Uptake has therefore been restricted by that reason, but it has been growing over the time generally. We are now seeing more engagement with the platform from the customers based on the response rates from the discussions we have been carrying out. We believe uptake will continue to grow once trust towards our platform grows.

ELLY OKUTOYI: What are your market penetration strategies to ensure you bring more advertisers on board?

JEREMY GORDON: We have partnered with IBM research, and they are helping us make this product work for our market. The project is to turn small businesses into resellers of FlashCast content. Just like the agent model for Safaricom, we are small shops (dukas) where a person can walk in, tell the person behind the counter, “I have a business that I want to advertise on your premises using the FlashCast displays.”

The small business owner simply takes photos of the business to be advertised, upload it to our FlashCast network, before they take payments, off which they earn a commission. We are currently running a pilot using free advertising space to enable us understand what people want to sell, and also enable them understand the service better before we roll it out.

Another business model is one where we are going to use mobile coupons. A passenger sitting in a bus, sees a message on the screen saying “Get free tea with breakfast. SMS ‘Tea’ to XXX”. The passenger simply sends a text and they get a response saying, “You have claimed Tea at XYZ restaurant.” To claim the tea, the passenger will be required to walk into the restaurant and give a one-time authorization code that comes with the SMS. This way, we have brought new clients into the restaurant’s door, and the passenger gets free tea.

We are also targeting routes that have the most commuters like Ngong Road and Eastlands.
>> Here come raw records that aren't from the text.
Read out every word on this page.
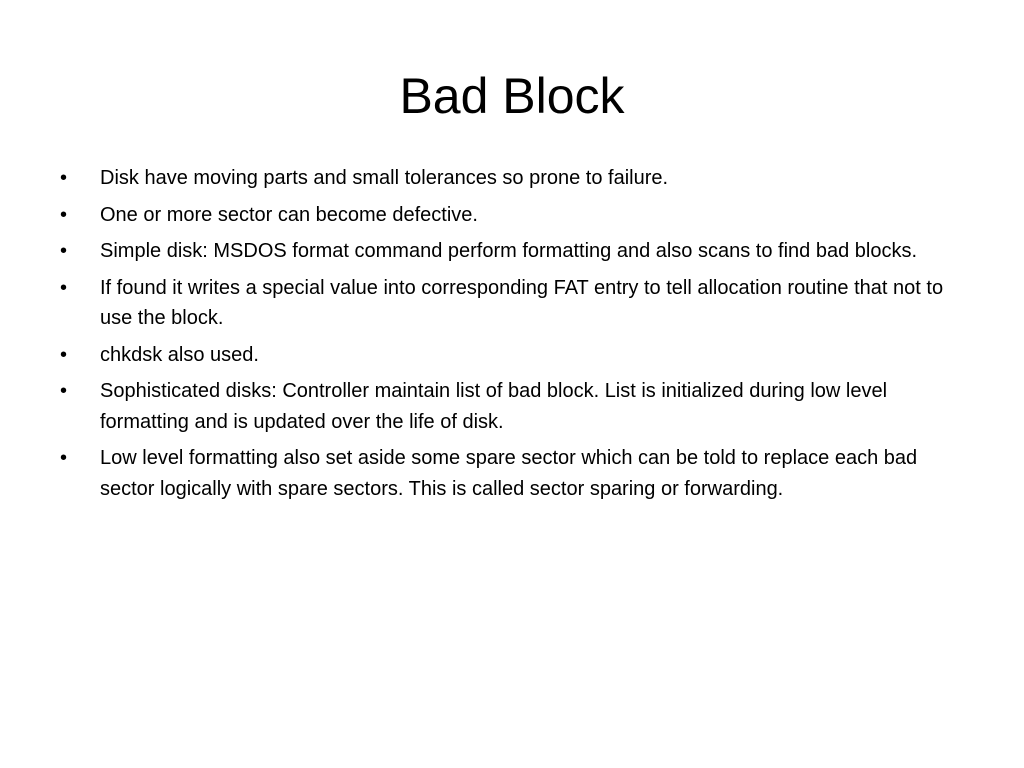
Bad Block
• Disk have moving parts and small tolerances so prone to failure.
• One or more sector can become defective.
• Simple disk: MSDOS format command perform formatting and also scans to find bad blocks.
• If found it writes a special value into corresponding FAT entry to tell allocation routine that not to use the block.
• chkdsk also used.
• Sophisticated disks: Controller maintain list of bad block. List is initialized during low level formatting and is updated over the life of disk.
• Low level formatting also set aside some spare sector which can be told to replace each bad sector logically with spare sectors. This is called sector sparing or forwarding.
These routes’ cross section is of younger populations who are more likely to interact with our platform, are early adopters of new technology, and most businesses are targeting this group of people.

ELLY OKUTOYI: Tell us about FlashCast Sonar and how this is complementing your service.
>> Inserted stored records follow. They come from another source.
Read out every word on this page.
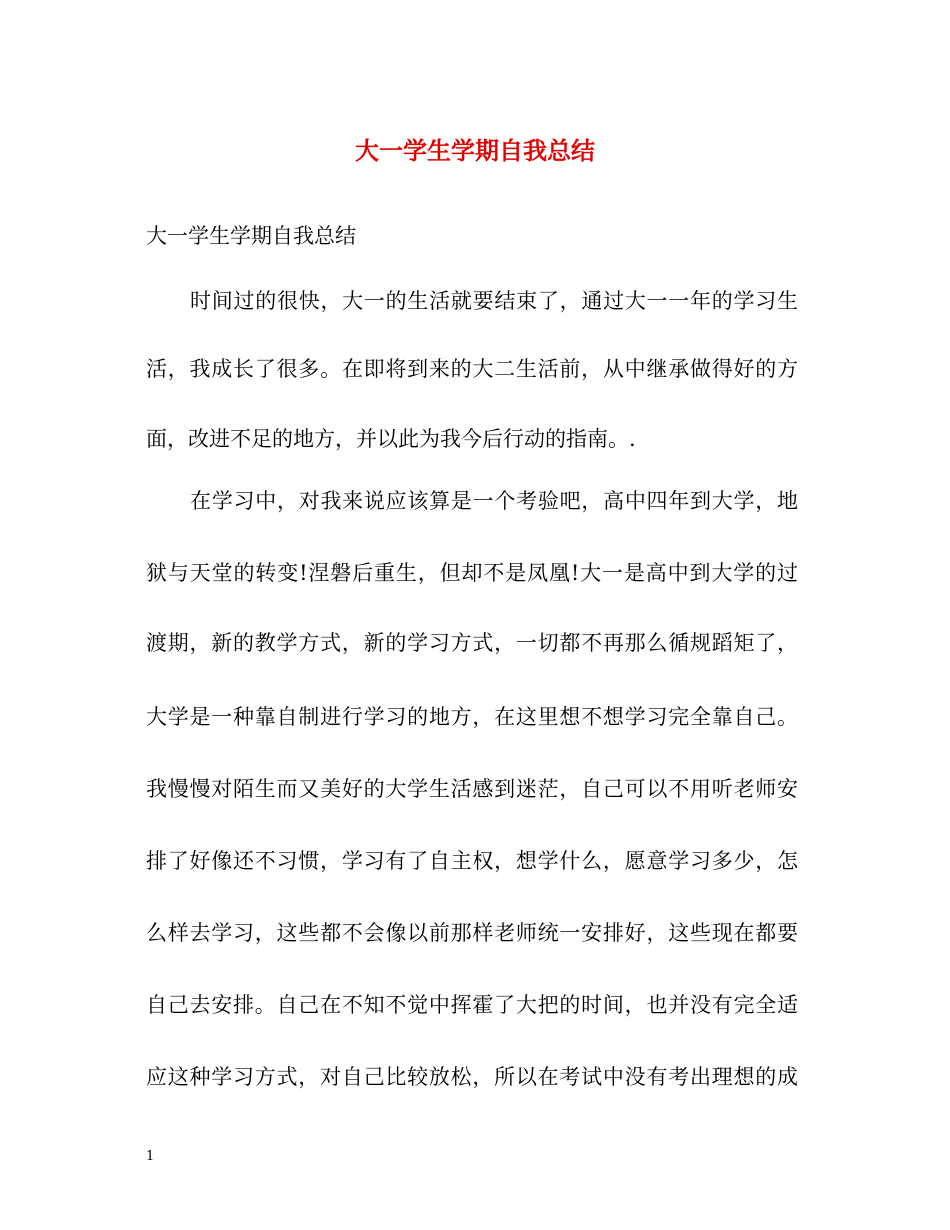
大一学生学期自我总结
大一学生学期自我总结
时间过的很快，大一的生活就要结束了，通过大一一年的学习生
活，我成长了很多。在即将到来的大二生活前，从中继承做得好的方
面，改进不足的地方，并以此为我今后行动的指南。.
在学习中，对我来说应该算是一个考验吧，高中四年到大学，地
狱与天堂的转变!涅磐后重生，但却不是凤凰!大一是高中到大学的过
渡期，新的教学方式，新的学习方式，一切都不再那么循规蹈矩了，
大学是一种靠自制进行学习的地方，在这里想不想学习完全靠自己。
我慢慢对陌生而又美好的大学生活感到迷茫，自己可以不用听老师安
排了好像还不习惯，学习有了自主权，想学什么，愿意学习多少，怎
么样去学习，这些都不会像以前那样老师统一安排好，这些现在都要
自己去安排。自己在不知不觉中挥霍了大把的时间，也并没有完全适
应这种学习方式，对自己比较放松，所以在考试中没有考出理想的成
1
JEREMY GORDON: FlashCast Sonar is our Android application that is linked to all our buses. This gives all the routes that we are operating on, and also the location data of the buses on which our equipment are in real time. The application also gives some analytics, for example showing the traffic situation on the road and how long it takes to get to the central business district (CBD) at a particular time. We provide all that for free to our users.

ELLY OKUTOYI: What value proposition did you have for fleet owners for them to allow you to mount your screens in their buses?
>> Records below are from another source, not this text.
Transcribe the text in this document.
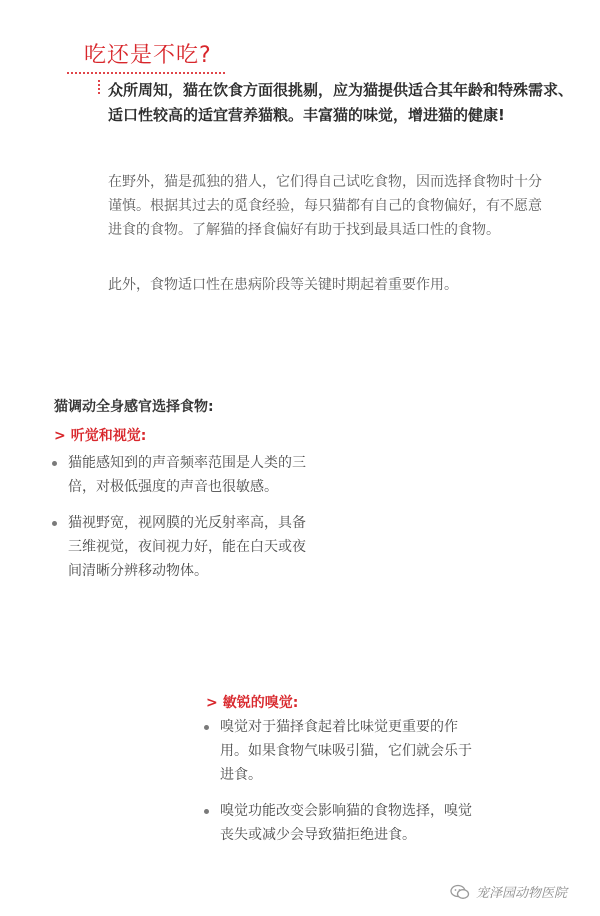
吃还是不吃?
众所周知，猫在饮食方面很挑剔，应为猫提供适合其年龄和特殊需求、适口性较高的适宜营养猫粮。丰富猫的味觉，增进猫的健康!
在野外，猫是孤独的猎人，它们得自己试吃食物，因而选择食物时十分谨慎。根据其过去的觅食经验，每只猫都有自己的食物偏好，有不愿意进食的食物。了解猫的择食偏好有助于找到最具适口性的食物。
此外，食物适口性在患病阶段等关键时期起着重要作用。
猫调动全身感官选择食物:
> 听觉和视觉:
猫能感知到的声音频率范围是人类的三倍，对极低强度的声音也很敏感。
猫视野宽，视网膜的光反射率高，具备三维视觉，夜间视力好，能在白天或夜间清晰分辨移动物体。
> 敏锐的嗅觉:
嗅觉对于猫择食起着比味觉更重要的作用。如果食物气味吸引猫，它们就会乐于进食。
嗅觉功能改变会影响猫的食物选择，嗅觉丧失或减少会导致猫拒绝进食。
宠泽园动物医院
JEREMY GORDON: The benefit to the bus owners is three-fold: one, when we make money, we share revenues with them paid out monthly. This increases their revenue streams considering some of them are struggling a bit.

Two, with FlashCast Sonar, bus operators are able to log into the app, check the location of their buses, and how fast they are going. We also offer a web version of the same, which also couples up as a fleet management tool, provided to the operators for free as a value added service for working with us.

Three, we also realised that passengers are more likely to board buses with FlashCast screens, as they are guaranteed interactivity while commuting. This also means more clients to the bus owners and consequently more revenues.

When you get such a value proposition, you get the bus operators thinking this is something that can set them apart from their competition, at no extra cost.

ELLY OKUTOYI: What advice do you have for other startups out there struggling to get business partners on board and make their products scale to profits?

JEREMY GORDON: I would say, always have a solid value proposition that is also very clear to your target audience. With any new technology, there is always risk involved. It always involves some behavior change on the side of the user in the business. The most important thing is for the decision maker to feel the risks are so low, and the value offered is so high that they can make that decision to take up the idea. You can't always get a value proposition like what we have for our bus operators, businesses and passengers, but you can always try to push things in that direction.